The torpedo room technicians immediately went about closing the muzzle doors and draining the tubes of water. When empty and equalized with the submarine’s interior, the breeches were reopened and the reloading procedure began.

“Take us down to 500, put us on a parallel course with the target, and drop back 4,000 meters,” Matias ordered.

When on electric motors, the submarine was incapable of keeping pace with Iron Duke’s current speed, and running the diesels was certain to expose San Luis II to counter-attack. Matias told Ledesma that, should the first volley of torpedoes fail to hit, he would then fire a wire-guided weapon and use its high speed to close with and strike the British frigate.

“Very well, sir,” Ledesma said as he looked to a light on the weapons console. “Torpedo room reports tubes two and five reloaded.” Matias checked his watch.

“Excellent,” Matias said, impressed. The captain had sweated the crew in countless drills. Although he heard whispers and grumbling each time, he had reminded his submariners: ‘Better to sweat in peacetime than bleed in wartime.’ Thousands of yards away, San Luis II’s torpedoes began to snake back and forth within the vee of Iron Duke’s wake.

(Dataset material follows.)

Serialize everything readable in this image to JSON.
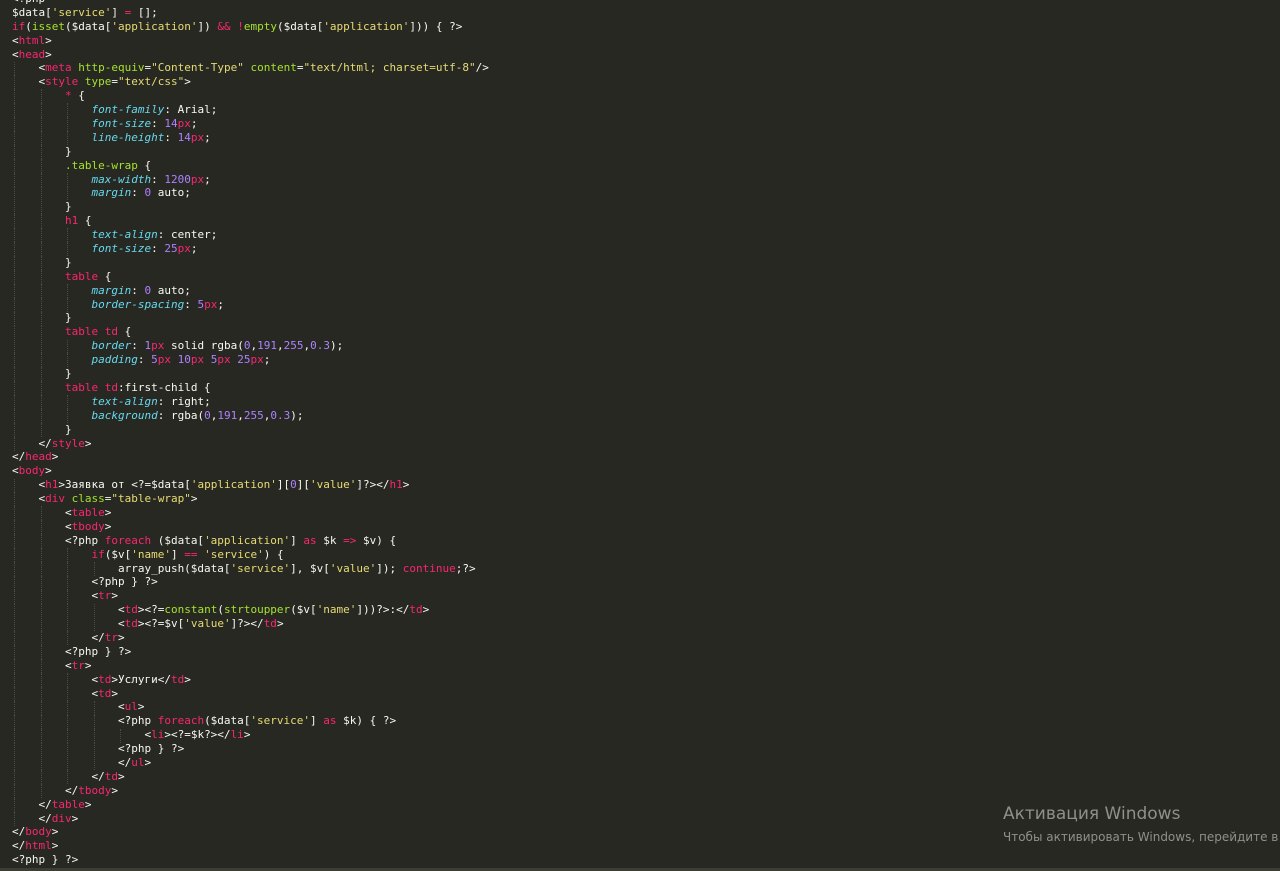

The Royal Navy frigate slowed and changed course to take a large wave. As she rode up and over the building-tall upsurge, her stern came up. One torpedo lost track of the frigate’s wake and went wide. However, as the stern again displaced water, the second weapon detected its steel and turned toward it. The torpedo struck the bottom of the rolling ship and detonated its 678-pound warhead beneath Iron Duke’s main engine room.

The ship shook from stem to stern as it was lifted by the blast and dropped again into the bubble jet created by the explosion.

The keel snapped and superhot gases punched a hole through the hull, cracking and curling its steel. A fireball rose through the ship, venting through the ship’s stack and ripping the decking surrounding it. The shockwave from the blast was amplified underwater.